Si nous expliquions notre gouvernement à un Britannique, nous pourrions commencer par lui remettre une copie de notre Constitution. S’il faisait de même pour nous, il ne pourrait pas commencer de cette façon, car les Britanniques n’ont pas un tel document de base. Leur système politique est en cours d’élaboration depuis plus de mille ans. Pendant ce temps, les méthodes d’élaboration des lois, d’administration, de justice et de perception des impôts ont pris forme et les relations entre le gouvernement et les gouvernés se sont développées. Parfois, un différend concernant ces relations ou une friction entre différentes parties de l’appareil politique a déclenché une lutte politique féroce. Cela pouvait conduire à une guerre civile, à l’exécution ou à l’expulsion d’un monarque ou d’un ministre ; ou bien cela pouvait se terminer par rien de plus grave que la rédaction de règles visant à empêcher le point en question de provoquer un conflit à l’avenir. Il existe donc des éléments d’une constitution écrite, comme la Déclaration des droits, l’habeas corpus et une loi définissant les relations entre la Chambre des communes et la Chambre des lords. Mais ces lois peuvent être abrogées par le Parlement s’il le souhaite. Pour le reste, la constitution n’est pas écrite ; il n’existe pas de document exhaustif, ni de cour suprême pour empêcher d’autres parties du gouvernement d’agir au motif qu’elles sont inconstitutionnelles. Mais il existe d’innombrables traditions et précédents et des compréhensions bien acceptées qui lient – parfois comme un élastique, parfois comme un anneau d’acier.
Le système politique d’aujourd’hui est le résultat de cinq développements historiques importants. Le premier a été l’émergence progressive du Parlement en tant qu’organe de perception des impôts et d’élaboration des lois, et l’établissement de sa suprématie sur le roi et ses ministres. Le deuxième a été le développement du cabinet, en tant que comité de membres du Parlement dirigé par le premier ministre, chargé de gérer les affaires du pays, mais toujours soumis à l’approbation de ses actions par le Parlement. Le troisième est l’élargissement progressif du droit de vote pour permettre à l’ensemble de la population adulte, d’abord les hommes et plus récemment les femmes, de voter pour les candidats à la Chambre des communes. Le quatrième est la reconnaissance par la Chambre des lords, non élue, de sa subordination à la Chambre des communes en matière législative. Le cinquième a été la croissance des partis organisés, avec des politiques distinctives et permanentes et avec des machines centrales et locales pour obtenir les votes et pour maintenir le parti en vie entre les élections.

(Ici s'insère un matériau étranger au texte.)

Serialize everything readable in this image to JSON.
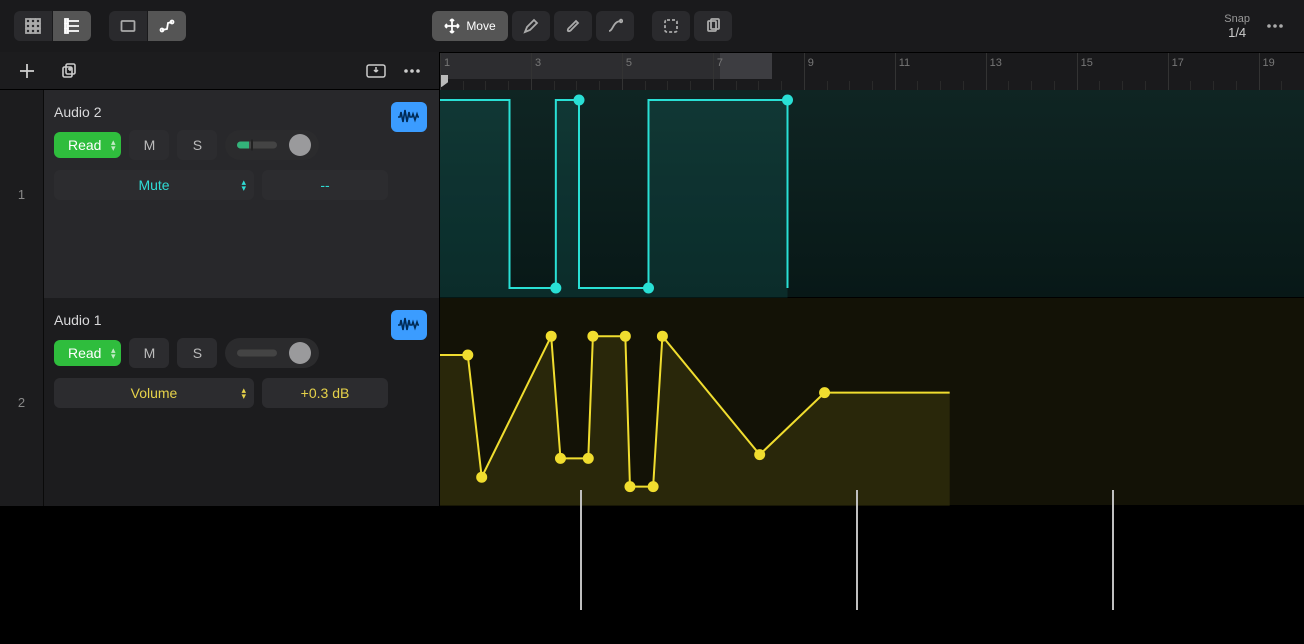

En raison de ces développements ; la Chambre des communes, normalement élue à des intervalles ne dépassant pas cinq ans, dirige virtuellement le pays. Depuis 1911, les Lords ne peuvent ni modifier ni rejeter une mesure adoptée par les Commons pour lever ou dépenser de l’argent. Ils peuvent rejeter deux fois, au cours de deux sessions successives, tout autre projet de loi ; mais si les Communes l’adoptent une troisième fois, la mesure est alors transmise au roi, qui la sanctionne automatiquement comme tous les autres projets de loi, car il n’a pas de droit de veto.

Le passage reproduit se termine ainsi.